Formula and command line for RStudio

>LMOD1_ChiSq_test <- matrix(c(2,3499,16,152174),ncol=2,byrow=TRUE); colnames(LMOD1_ChiSq_test) <- c(“Yes_LMOD1_variants”,”No_LMOD1_variants”); rownames(LMOD1_ChiSq_test) <- c(“TAAD_TMBS”,”gnomAD_TMBS”); LMOD1_ChiSq_test <- as.table(LMOD1_ChiSq_test); LMOD1_ChiSq_test; chisq <- chisq.test(LMOD1_ChiSq_test); chisq; expected <- as.array(margin.table(LMOD1_ChiSq_test,1)) %*% t(as.array(margin.table(LMOD1_ChiSq_test,2))) / margin.table(LMOD1_ChiSq_test); expected; chi <- sum((expected – as.array(LMOD1_ChiSq_test))^2/expected); chi; pchisq(chi,df=1,lower.tail = FALSE); ft <- fisher.test(LMOD1_ChiSq_test); ft; summary(LMOD1_ChiSq_test)

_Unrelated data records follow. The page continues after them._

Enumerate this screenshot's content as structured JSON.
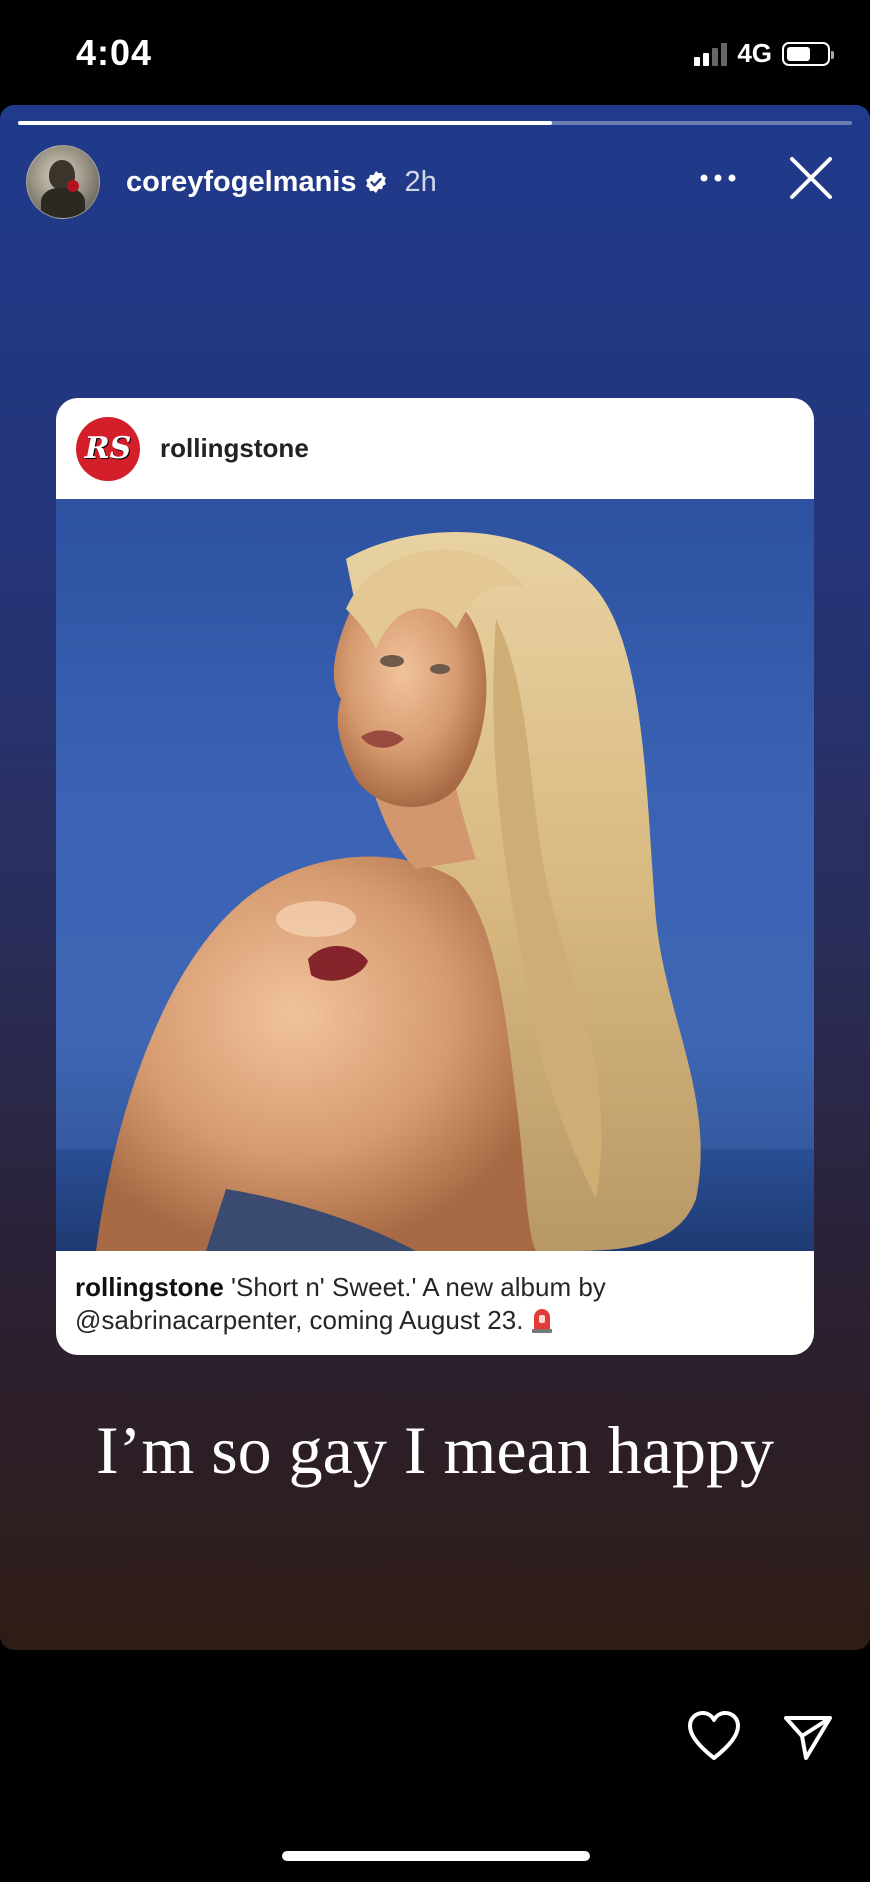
{
  "status_bar": {
    "time": "4:04",
    "network": "4G",
    "icons": [
      "signal-icon",
      "battery-icon"
    ]
  },
  "story": {
    "progress": 0.64,
    "user": {
      "username": "coreyfogelmanis",
      "verified": true,
      "posted_ago": "2h"
    },
    "menu_icon": "more-icon",
    "close_icon": "close-icon",
    "shared_post": {
      "account": "rollingstone",
      "logo_text": "RS",
      "caption_account": "rollingstone",
      "caption_text": "'Short n' Sweet.' A new album by @sabrinacarpenter, coming August 23."
    },
    "overlay_text": "I’m so gay I mean happy"
  },
  "actions": {
    "like_icon": "heart-icon",
    "share_icon": "send-icon"
  },
  "colors": {
    "story_top": "#203a8c",
    "story_bottom": "#2e1c15",
    "rs_red": "#d31f2a"
  }
}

Table S5.5  ChiSq test – LMOD1 (TMBS) (gnomAD v3.1.2) All TAAD cohort
	Yes LMOD1	No LMOD1	Allele frequency
TAAD (TMBS)	2	3499	0.0006
gnomAD (TMBS)	16	152174	0.0001

Result:    X² (1, N = 155691) = 6.432, p<0.01121)

Supplement 6

Copy Number Variation (CNV)

CNV was assessed in the UK TAAD family M441 by exome depth software and rare and previously unreported deletions, or duplications were considered candidates. There was no evidence of co-segregation in the 3 individuals (IV:2, IV:5 and IV:16) (figure 1A) of any structural variation with the phenotype.

CNV was not assessed in the Dutch TAAD family Netherlands01.